Categories
Arte

Athos Bulcão e os azulejos de Brasília

Apesar de ser relativamente desconhecido, o legado artístico que Athos Bulcão nos deixou é uma demonstração de um imenso potencial criativo, em grande parte expresso através da azulejaria.

Nascido no Rio de Janeiro em 1918, Athos deve seu nome ao conhecido personagem d’Os três mosqueteiros, de Alexandre Dumas. Pertencente a uma família que desfrutava de uma vida desafogada, foi criado pelas irmãs mais velhas após a morte da mãe, ocorrida antes de que ele completasse cinco anos. Tendo em vista os eventos culturais a que teve acesso e os encontros com diversos intelectuais em sua juventude, não surpreende que tenha desistido do curso da Faculdade de Medicina Fluminense, ao fim do terceiro ano letivo, para seguir outro rumo.

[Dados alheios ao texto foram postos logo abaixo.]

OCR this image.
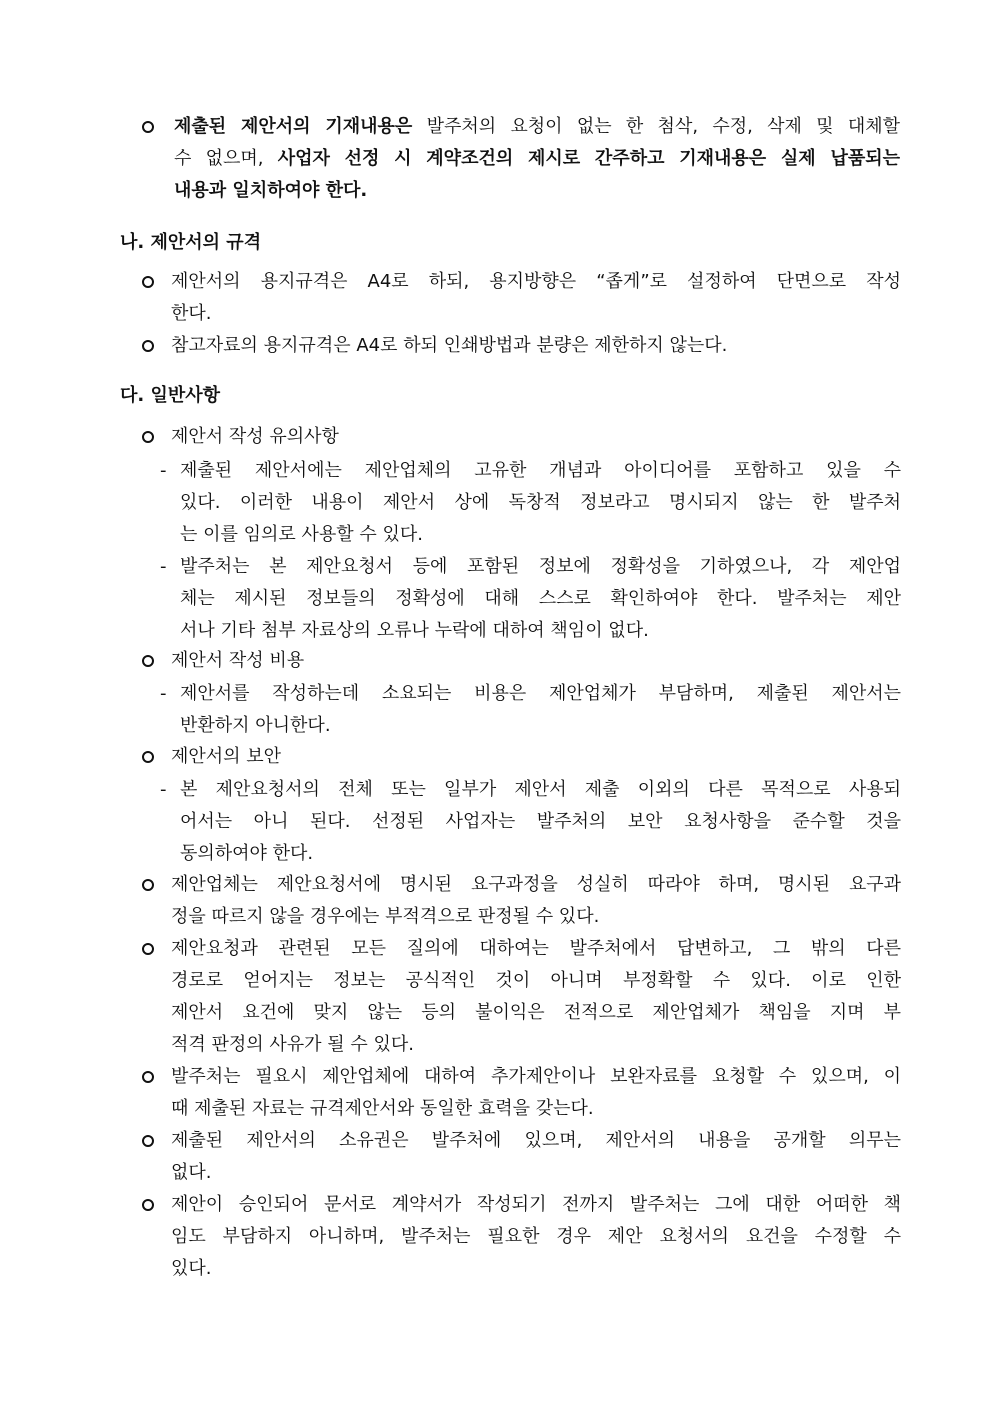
제출된 제안서의 기재내용은 발주처의 요청이 없는 한 첨삭, 수정, 삭제 및 대체할
수 없으며, 사업자 선정 시 계약조건의 제시로 간주하고 기재내용은 실제 납품되는
내용과 일치하여야 한다.
나. 제안서의 규격
제안서의 용지규격은 A4로 하되, 용지방향은 “좁게”로 설정하여 단면으로 작성
한다.
참고자료의 용지규격은 A4로 하되 인쇄방법과 분량은 제한하지 않는다.
다. 일반사항
제안서 작성 유의사항
- 제출된 제안서에는 제안업체의 고유한 개념과 아이디어를 포함하고 있을 수
있다. 이러한 내용이 제안서 상에 독창적 정보라고 명시되지 않는 한 발주처
는 이를 임의로 사용할 수 있다.
- 발주처는 본 제안요청서 등에 포함된 정보에 정확성을 기하였으나, 각 제안업
체는 제시된 정보들의 정확성에 대해 스스로 확인하여야 한다. 발주처는 제안
서나 기타 첨부 자료상의 오류나 누락에 대하여 책임이 없다.
제안서 작성 비용
- 제안서를 작성하는데 소요되는 비용은 제안업체가 부담하며, 제출된 제안서는
반환하지 아니한다.
제안서의 보안
- 본 제안요청서의 전체 또는 일부가 제안서 제출 이외의 다른 목적으로 사용되
어서는 아니 된다. 선정된 사업자는 발주처의 보안 요청사항을 준수할 것을
동의하여야 한다.
제안업체는 제안요청서에 명시된 요구과정을 성실히 따라야 하며, 명시된 요구과
정을 따르지 않을 경우에는 부적격으로 판정될 수 있다.
제안요청과 관련된 모든 질의에 대하여는 발주처에서 답변하고, 그 밖의 다른
경로로 얻어지는 정보는 공식적인 것이 아니며 부정확할 수 있다. 이로 인한
제안서 요건에 맞지 않는 등의 불이익은 전적으로 제안업체가 책임을 지며 부
적격 판정의 사유가 될 수 있다.
발주처는 필요시 제안업체에 대하여 추가제안이나 보완자료를 요청할 수 있으며, 이
때 제출된 자료는 규격제안서와 동일한 효력을 갖는다.
제출된 제안서의 소유권은 발주처에 있으며, 제안서의 내용을 공개할 의무는
없다.
제안이 승인되어 문서로 계약서가 작성되기 전까지 발주처는 그에 대한 어떠한 책
임도 부담하지 아니하며, 발주처는 필요한 경우 제안 요청서의 요건을 수정할 수
있다.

O ponto de viragem para Bulcão foi o seu trabalho como assistente do pintor Cândido Portinari, aos 21 anos, fixando o seu interesse pelo azulejo como meio autoral e criativo. Desse período inicial destaca-se a execução do painel de São Francisco de Assis, na Igreja da Pampulha, em Belo Horizonte. Bulcão viria a considerar o seu estágio com Portinari como crucial para a sua interpretação de cor e o desenvolvimento das suas competências no desenho.

Candido Portinari, Igreja da Pampulha, Belo Horizonte, Minas Gerais © Morais
Candido Portinari, Igreja da Pampulha, Belo Horizonte, Minas Gerais. Fotografia © Morais.

Apoiando a sua sensibilidade modernista no pensamento académico de Le Corbusier, Gropius, Van der Rohe e Frank Lloyd Wright, Athos aplicou uma visão holística à arte arquitetónica durante a década de 1940. Mais precisamente, um novo ponto de viragem aconteceu em 1942. Ao posicionar-se com Os Dissidentes, deixou clara a necessidade de uma renovação do sistema educacional do Rio de Janeiro. O movimento permitiu também o contato com dois nomes cruciais para sua carreira: Oscar Niemeyer e Lucio Costa, ambos defensores de um diálogo da arquitetura com as outras artes visuais.

Em 1944, Niemeyer deu a oportunidade a Bulcão de apresentar a primeira exposição a título próprio, no prédio principal do Instituto de Arquitetos do Brasil. A parceria com Niemeyer continuou, com Bulcão a ser o escolhido para o projeto do painel de azulejos do Teatro Municipal de Belo Horizonte. Embora a peça nunca tenha sido realizada, os dois continuariam vinculados na ideia das artes visuais como complementares à arquitetura.

Após uma temporada em França, de estudo e produtividade intensos, Athos retorna ao Brasil, para encontrar uma cena cultural muito mais diversa do que aquela que deixara. Em 1951, visita a primeira Bienal Internacional de São Paulo, que marca uma mudança da sua perspetiva a partir da premissa do evento: a modernidade brasileira não pode, simplesmente, desafiar as contrapartes estrangeiras, devendo antes procurar um diálogo permanente para troca de ideias.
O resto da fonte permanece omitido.